名コーチが気づいた清宮幸太郎の欠点。修正のためにも早いプロ入りを (3ページ目)

  • 木村公一●文 text by Kimura Koichi
  • 内ヶ崎誠之助●写真 photo by Uchigasaki Seinosuke

 素晴らしいバッティングをする一方で、欠点もある。気になるのは、バットの出方だ。構えたときに、癖なのだろうか、ぐりぐりとバットを回してタイミングを取る。そこから振り下ろすときに、ややバットが寝てしまうのだ。少なくとも、西東京大会ではそうだった。

 高校1年の頃のイメージでは、もう少しバットが立っていた気がするし、カナダのW杯のメキシコ戦、アメリカ戦でも西東京大会のときほど寝ていなかった。

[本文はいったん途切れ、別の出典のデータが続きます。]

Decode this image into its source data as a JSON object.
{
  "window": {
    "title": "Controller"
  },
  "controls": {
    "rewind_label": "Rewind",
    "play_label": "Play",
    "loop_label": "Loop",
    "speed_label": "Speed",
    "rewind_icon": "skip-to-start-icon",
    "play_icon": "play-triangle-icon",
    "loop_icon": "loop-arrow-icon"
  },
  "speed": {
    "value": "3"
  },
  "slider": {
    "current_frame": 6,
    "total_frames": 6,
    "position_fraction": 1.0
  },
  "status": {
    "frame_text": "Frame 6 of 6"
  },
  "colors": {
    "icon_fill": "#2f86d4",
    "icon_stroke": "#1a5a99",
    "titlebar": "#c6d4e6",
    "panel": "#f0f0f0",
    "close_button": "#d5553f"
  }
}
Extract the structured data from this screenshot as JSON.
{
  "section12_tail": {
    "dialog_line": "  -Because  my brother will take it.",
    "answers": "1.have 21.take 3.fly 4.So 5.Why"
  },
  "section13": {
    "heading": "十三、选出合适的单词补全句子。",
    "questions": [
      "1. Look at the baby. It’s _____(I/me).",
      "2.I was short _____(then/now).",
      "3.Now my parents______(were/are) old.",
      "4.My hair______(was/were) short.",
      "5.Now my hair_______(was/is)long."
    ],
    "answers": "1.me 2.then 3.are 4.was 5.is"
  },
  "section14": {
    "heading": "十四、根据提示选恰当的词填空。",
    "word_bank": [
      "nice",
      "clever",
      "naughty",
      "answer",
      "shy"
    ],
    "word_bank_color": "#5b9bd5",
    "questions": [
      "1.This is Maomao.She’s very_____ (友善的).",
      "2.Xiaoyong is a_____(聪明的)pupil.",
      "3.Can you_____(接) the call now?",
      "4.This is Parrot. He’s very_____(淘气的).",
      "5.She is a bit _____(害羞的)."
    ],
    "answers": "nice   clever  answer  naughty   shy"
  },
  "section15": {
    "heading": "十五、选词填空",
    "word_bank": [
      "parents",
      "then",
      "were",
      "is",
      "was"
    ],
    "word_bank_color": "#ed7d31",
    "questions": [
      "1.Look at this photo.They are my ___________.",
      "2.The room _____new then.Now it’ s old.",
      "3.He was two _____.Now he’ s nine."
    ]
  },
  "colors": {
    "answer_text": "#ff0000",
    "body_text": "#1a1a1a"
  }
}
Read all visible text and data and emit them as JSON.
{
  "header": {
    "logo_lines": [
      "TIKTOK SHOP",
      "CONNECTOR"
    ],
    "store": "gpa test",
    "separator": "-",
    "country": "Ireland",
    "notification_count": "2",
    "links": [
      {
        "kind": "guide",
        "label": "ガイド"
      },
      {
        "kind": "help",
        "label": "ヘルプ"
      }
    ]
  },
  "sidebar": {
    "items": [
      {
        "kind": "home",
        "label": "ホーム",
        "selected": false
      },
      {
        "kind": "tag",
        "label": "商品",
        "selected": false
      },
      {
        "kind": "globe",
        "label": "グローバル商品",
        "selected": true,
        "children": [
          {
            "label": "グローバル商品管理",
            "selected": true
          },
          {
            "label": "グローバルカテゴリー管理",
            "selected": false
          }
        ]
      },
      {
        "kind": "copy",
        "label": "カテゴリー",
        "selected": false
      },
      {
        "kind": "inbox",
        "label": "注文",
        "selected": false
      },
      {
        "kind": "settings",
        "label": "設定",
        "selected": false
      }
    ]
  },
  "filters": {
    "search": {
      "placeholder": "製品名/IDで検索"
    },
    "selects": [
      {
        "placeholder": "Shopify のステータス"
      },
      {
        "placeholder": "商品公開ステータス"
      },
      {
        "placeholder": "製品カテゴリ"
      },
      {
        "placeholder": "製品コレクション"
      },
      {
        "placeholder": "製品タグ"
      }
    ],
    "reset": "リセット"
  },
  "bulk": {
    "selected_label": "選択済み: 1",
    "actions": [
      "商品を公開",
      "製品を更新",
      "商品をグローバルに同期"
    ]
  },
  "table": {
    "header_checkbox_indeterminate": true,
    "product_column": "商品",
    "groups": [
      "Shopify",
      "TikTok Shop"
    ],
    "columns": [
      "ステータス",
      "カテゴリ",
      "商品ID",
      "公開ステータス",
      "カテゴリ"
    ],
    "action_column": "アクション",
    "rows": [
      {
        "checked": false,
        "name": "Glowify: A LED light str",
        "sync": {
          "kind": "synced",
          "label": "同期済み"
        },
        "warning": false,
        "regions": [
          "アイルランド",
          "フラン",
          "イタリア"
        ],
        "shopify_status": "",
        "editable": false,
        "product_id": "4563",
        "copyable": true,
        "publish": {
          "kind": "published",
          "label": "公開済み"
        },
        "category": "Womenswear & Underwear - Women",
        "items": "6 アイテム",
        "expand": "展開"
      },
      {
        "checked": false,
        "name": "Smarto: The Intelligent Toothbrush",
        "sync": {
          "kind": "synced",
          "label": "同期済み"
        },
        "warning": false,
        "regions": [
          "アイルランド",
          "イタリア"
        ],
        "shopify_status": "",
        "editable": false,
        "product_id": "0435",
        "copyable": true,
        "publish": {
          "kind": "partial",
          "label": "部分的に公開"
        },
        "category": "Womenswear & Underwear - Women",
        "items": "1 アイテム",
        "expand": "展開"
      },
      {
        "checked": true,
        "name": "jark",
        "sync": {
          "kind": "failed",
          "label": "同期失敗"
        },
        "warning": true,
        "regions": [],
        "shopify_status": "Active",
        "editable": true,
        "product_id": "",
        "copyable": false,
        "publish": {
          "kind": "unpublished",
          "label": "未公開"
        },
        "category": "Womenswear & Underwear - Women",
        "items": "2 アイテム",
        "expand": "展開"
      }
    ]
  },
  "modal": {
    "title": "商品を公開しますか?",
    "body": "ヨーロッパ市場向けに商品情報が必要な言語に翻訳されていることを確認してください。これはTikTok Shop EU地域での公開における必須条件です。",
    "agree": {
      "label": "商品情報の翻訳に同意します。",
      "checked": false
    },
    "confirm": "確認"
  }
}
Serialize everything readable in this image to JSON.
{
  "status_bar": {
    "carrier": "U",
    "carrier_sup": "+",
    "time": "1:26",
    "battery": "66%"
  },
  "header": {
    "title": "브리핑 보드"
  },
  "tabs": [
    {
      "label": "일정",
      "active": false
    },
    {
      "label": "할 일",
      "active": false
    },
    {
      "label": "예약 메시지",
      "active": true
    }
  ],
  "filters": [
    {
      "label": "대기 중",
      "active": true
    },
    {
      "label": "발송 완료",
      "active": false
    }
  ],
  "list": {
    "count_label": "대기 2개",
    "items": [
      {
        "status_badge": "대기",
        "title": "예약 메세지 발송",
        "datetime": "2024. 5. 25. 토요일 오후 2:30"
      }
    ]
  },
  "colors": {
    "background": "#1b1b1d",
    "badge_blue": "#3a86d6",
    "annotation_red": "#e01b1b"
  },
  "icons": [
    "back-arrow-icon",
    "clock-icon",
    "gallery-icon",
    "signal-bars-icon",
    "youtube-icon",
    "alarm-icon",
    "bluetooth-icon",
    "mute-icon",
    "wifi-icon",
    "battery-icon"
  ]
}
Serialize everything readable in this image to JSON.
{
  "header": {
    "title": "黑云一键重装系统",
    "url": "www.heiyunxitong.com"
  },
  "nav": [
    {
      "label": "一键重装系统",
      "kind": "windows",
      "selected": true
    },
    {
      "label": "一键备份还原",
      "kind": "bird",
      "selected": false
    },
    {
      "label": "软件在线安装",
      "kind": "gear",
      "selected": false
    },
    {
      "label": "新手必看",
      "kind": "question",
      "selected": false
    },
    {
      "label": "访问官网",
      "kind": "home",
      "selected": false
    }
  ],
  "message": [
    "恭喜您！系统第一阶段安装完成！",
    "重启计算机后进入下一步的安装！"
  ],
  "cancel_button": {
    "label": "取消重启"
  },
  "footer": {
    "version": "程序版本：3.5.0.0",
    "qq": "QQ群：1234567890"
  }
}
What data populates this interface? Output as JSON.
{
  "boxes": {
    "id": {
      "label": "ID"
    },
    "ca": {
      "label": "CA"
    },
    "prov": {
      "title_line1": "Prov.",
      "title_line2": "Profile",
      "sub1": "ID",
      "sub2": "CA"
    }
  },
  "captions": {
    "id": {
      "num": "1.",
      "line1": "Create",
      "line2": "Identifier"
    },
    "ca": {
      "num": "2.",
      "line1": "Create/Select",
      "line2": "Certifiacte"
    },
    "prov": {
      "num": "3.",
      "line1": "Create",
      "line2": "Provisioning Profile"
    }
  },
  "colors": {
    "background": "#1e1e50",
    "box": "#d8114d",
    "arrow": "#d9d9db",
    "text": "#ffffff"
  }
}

ということは、意識して変えているのか、それとも固まっていないのか、そのいずれかだろう。いずれにしても、バットが寝た状態でボールを捉えにいくのは感心しない。一見すると、直線的でミートがしやすいように思えるが、そのスイングでは低めの変化球に対応できない。

 一般的に、バットが寝たかたちで出てくる打者は真ん中から高めが得意なのに対し、バットが立った状態で出る打者は低めの対応がうまい。その分、バットを立てた打者は高めを苦手にしていることが多い。わずかな違いなのだが、寝たかたちよりバットの出が遅れるのだ。

 これは私の想像に過ぎないが、もともと清宮くんも高めを苦手とし、その対策としてバットを寝かせて出すようになったのではないだろうか? 高校生のレベルだとそれでいいかもしれないが、プロでは通用しない。プロに入ってまず手をつけるべきは、バットの出し方だろう。元に戻すというか、バットを立てたスイングに直すこと。今のままでは低めの変化球に相当苦労することが予想される。